What Your Child Created
On watercolor paper, your child created a winter scene with snowflakes drawn in white crayon, painted over with watercolor (the crayon resists the paint!), and finished with salt sprinkled on wet paint to create sparkly textures. They added silver flakes for extra shimmer.
What They Explored
Resist Technique
Students drew snowflakes with white crayon, then painted right over them with watercolor. Because oil (in the crayon) and water don’t mix, the crayon drawing stayed white while the paint colored everything else. It’s like magic, but it’s actually chemistry!
Snowflake Symmetry
Creating symmetrical snowflakes isn’t just art, it’s math!

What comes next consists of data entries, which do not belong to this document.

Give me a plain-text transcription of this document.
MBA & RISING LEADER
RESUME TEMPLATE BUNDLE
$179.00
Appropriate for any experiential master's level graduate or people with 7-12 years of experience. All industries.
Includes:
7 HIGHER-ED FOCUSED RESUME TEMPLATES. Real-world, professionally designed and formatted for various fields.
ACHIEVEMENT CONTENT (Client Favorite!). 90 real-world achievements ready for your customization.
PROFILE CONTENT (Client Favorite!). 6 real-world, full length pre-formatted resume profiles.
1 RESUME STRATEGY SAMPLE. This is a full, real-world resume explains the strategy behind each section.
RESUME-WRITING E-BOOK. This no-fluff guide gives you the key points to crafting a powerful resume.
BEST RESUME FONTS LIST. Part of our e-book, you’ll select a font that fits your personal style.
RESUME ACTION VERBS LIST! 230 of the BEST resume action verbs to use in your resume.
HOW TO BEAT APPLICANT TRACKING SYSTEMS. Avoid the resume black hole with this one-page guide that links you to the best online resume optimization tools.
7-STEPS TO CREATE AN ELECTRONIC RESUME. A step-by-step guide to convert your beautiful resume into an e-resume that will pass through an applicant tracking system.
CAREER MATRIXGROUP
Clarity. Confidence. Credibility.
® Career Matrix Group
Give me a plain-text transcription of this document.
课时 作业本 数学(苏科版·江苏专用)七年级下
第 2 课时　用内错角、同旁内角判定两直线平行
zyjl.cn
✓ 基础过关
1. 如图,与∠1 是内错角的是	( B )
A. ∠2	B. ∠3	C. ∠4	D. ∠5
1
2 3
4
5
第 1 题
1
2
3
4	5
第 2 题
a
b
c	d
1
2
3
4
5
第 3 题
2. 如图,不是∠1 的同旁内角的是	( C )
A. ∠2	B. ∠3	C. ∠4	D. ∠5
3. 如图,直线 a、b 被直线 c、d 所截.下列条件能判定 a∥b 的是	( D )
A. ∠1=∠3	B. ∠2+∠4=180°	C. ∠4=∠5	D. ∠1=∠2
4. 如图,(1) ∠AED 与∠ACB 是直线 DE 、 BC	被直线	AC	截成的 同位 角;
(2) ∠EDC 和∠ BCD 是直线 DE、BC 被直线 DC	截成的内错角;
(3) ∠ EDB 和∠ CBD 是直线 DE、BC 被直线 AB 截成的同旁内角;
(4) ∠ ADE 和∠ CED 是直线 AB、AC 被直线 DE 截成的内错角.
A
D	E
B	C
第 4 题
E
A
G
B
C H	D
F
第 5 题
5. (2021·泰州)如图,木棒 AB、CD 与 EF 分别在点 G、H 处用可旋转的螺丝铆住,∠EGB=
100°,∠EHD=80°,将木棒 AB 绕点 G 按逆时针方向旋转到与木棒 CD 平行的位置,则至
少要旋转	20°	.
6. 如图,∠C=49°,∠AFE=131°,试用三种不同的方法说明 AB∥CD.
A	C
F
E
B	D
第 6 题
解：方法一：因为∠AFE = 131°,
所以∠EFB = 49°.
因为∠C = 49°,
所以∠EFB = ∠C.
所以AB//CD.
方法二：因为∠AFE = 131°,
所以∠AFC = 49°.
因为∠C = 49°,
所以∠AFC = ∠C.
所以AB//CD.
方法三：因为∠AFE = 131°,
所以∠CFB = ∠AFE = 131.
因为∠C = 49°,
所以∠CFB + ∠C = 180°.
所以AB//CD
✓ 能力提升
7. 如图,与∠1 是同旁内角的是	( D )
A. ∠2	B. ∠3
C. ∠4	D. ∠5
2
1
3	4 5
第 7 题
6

Students learned that real snowflakes have six-fold symmetry (the pattern repeats six times around the center) because of how water molecules freeze. They practiced making their own snowflake designs using this same principle.
Salt Magic
Here’s where it got really fun: students sprinkled salt onto their wet watercolor and watched what happened. The salt absorbs the water and pigment, creating lighter spots and crystalline patterns that look like frost or sparkle. Each piece turned out unique!
Artist Inspiration
We chose snowflakes as our subject because of Wilson Bentley, a Vermont farmer who became the first person to photograph snowflakes under a microscope in 1885. He photographed over 5,000 snowflakes and proved that no two are exactly alike! His beautiful photographs showed the world just how intricate and geometric snowflakes really are. We wanted your kids to explore this same geometric beauty in their own snowflake designs.
Why This Matters
This project combines art, science, and math in a hands-on way. Students build fine motor skills, learn to work with unpredictable materials (the salt does different things each time!), and practice embracing happy accidents. Learning to plan some things while letting other things surprise you is an important creative mindset.
Questions to Ask at Home
“What happened when you added the salt?” “Did your snowflakes turn out how you expected?” “What was the coolest surprise in your painting?” “Would you try this technique on a different subject?”
At KidzArt, we celebrate curiosity, encourage courage, and honor each child’s creative journey. Every artwork tells a story.